It is raining, it is cold and windy which gives me the sense that I cannot dress myself warm enough. Streets are empty, once in a while someones passes by in hurry while trying to fight with the umbrella and puddles. Although these are not the days when it is easy to find something that brights up my day, but still it can happen that small miracles come surprisingly.
For example when I discover, that Virág is not only a wonderful yoga teacher with whom we have weekly yoga sessions in our village, but also an amazing goat cheese-maker, who knows her goats by name. Tasting her goat milk I discover that it can be delicious without any strong, not appealing flavor- the secret lies within the way animals will be treated. We are standing in the cold wind on her little farm and talking about how significant is that goats can run around freely, eating for whatever they have appetite ranging from nettles to elderberries and other healing plants.

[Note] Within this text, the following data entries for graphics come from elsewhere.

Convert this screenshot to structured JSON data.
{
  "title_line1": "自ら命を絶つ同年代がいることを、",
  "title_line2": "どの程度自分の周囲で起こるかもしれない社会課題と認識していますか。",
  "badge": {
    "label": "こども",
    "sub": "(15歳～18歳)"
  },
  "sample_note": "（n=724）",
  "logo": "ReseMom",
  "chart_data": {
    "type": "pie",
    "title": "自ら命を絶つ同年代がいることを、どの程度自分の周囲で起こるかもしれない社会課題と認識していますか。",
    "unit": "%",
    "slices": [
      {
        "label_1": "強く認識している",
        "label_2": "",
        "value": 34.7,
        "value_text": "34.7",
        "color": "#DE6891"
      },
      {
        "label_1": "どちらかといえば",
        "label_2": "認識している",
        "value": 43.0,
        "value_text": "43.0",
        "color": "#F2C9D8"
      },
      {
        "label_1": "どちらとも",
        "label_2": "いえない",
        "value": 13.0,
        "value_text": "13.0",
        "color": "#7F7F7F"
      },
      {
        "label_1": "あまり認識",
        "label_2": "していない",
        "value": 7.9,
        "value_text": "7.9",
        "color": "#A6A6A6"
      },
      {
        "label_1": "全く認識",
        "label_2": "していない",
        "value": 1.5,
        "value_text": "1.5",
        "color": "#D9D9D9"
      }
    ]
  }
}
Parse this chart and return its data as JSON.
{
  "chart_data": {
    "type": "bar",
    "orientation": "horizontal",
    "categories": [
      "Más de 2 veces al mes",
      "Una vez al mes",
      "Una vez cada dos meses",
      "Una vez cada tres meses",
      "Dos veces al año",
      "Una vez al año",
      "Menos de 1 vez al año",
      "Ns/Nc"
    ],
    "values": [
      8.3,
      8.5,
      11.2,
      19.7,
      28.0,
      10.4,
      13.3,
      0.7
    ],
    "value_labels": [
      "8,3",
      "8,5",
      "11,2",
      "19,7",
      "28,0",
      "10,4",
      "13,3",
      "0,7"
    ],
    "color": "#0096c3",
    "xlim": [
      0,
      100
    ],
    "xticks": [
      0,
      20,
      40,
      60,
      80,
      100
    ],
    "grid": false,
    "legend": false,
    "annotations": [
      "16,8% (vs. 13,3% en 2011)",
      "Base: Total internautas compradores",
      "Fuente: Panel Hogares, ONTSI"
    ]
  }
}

When I arrive home, carrying three different kind of cheese in my bag, I find a bowl of grapes next to our front door, without any message. I will need to find out who was that kind neighbor who surprised us in such a lovely way. In the house our tile stove, which was rebuilt after 40 years this summer is slowly warming up, and it is beautiful to see the flames through the new glass door. Sometimes it stops raining so I can go out and collect walnuts, that started to fall from the tree.
After all,when I find some day-old kifli in our breadbox, I know that this rainy day will end up really being heart-warming and sunny. This is a Hungarian dish, which has many recipes- this is one of them, the way my grandmother prepares it. It is quick, easy and delicious, it is like a bread pudding, but you don’t need to put it into the oven. If you don’t have kifli, you can use brioche as well. In Hungary we often sprinkle it with poppy-seed but I prefer walnuts, especially because I can use ours from our orchard. It is warming up my soul maybe because it remind me my grandmother, whose kitchen was filled up by the scent of vanilla when she was preparing it. We sit down at our dining table next to the tile stove and we agree that life – with rain, coldness, wind but with diós guba is simply beautiful.
Diós guba/ kind of Hungarian brioche pudding
Ingredients for 4 people
160 g day-old brioche or Hungarian kifli
600 ml milk
2 package of vanilla sugar (or 2 tsp of sugar and a piece of vanilla bean)
40 g butter
80 g walnut
Cut the brioche or kifli into small pieces, heat up the milk and dissolve vanilla sugar. Put the brioche pieces into a bowl, pour over the milk and let it rest until the brioche soaks up liquid. Crush walnuts in a mortar and mix with some sugar according to your taste. Melt butter in the pan and add brioche, fry each sides until golden brown. Serve it hot, topped with the walnut mixture.